Le groupe déroule un thrash/death moderne d’une efficacité redoutable. Les guitares découpent, la batterie martèle avec une précision clinique, et le chant, râpeux et frontal, impose une tension constante. L’ensemble fonctionne comme une machine bien huilée : pas de fioritures, pas de digressions inutiles, juste une décharge d’énergie continue.

Certains titres cristallisent particulièrement cette approche. Le morceau éponyme, Brain Collector, agit comme une déclaration d’intention : tempo soutenu, riffs acérés et structure directe, il résume à lui seul l’ADN du disque. Plus loin, Neural Collapse joue sur une dynamique légèrement plus contrastée, alternant accélérations brutales et passages plus lourds, presque écrasants, qui installent une tension plus sourde. À l’inverse, Synthetic Fear mise sur une attaque frontale sans relâche, avec une intensité quasi continue qui en fait l’un des moments les plus violents de l’album.

On note également sur Echoes of the Void une tentative d’élargir le spectre, avec une introduction plus atmosphérique rapidement rattrapée par une montée en puissance implacable — une des rares respirations du disque, même si elle reste brève. Ces variations, discrètes mais réelles, montrent que Vector sait nuancer son propos, sans jamais ralentir réellement la cadence.

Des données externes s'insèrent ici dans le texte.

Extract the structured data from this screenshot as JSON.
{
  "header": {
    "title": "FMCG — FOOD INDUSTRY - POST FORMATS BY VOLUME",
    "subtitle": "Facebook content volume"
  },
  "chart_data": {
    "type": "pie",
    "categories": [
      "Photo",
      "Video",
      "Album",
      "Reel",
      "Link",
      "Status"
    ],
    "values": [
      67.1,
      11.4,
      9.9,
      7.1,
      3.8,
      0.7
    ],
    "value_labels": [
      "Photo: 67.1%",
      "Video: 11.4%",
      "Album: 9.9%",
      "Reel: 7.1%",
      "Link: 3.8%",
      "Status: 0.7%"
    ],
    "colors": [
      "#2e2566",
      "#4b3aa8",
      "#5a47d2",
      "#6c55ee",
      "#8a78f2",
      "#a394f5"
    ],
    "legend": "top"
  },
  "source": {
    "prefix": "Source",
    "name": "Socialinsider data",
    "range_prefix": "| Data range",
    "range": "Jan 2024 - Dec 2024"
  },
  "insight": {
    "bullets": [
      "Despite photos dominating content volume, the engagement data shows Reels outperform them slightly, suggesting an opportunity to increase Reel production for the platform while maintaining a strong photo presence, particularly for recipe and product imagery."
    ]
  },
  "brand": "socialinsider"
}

Cette rigueur est à la fois la force et la limite de l’album. Car si Vector maîtrise parfaitement ses codes, il les bouscule rarement. Brain Collector avance droit, sans détour, au risque parfois d’une certaine uniformité. L’atmosphère, dense et sombre, renforce cette impression de bloc monolithique — une immersion totale, mais qui peut finir par saturer sur la durée.

Reste que l’essentiel est là : l’album est taillé pour le live, pour la sueur et les nuques raides. Vector livre un disque solide, intense, sans compromis, qui parlera immédiatement aux amateurs du genre.

Verdict : un album puissant et maîtrisé, qui confirme le savoir-faire du groupe sans encore franchir le cap de la véritable singularité.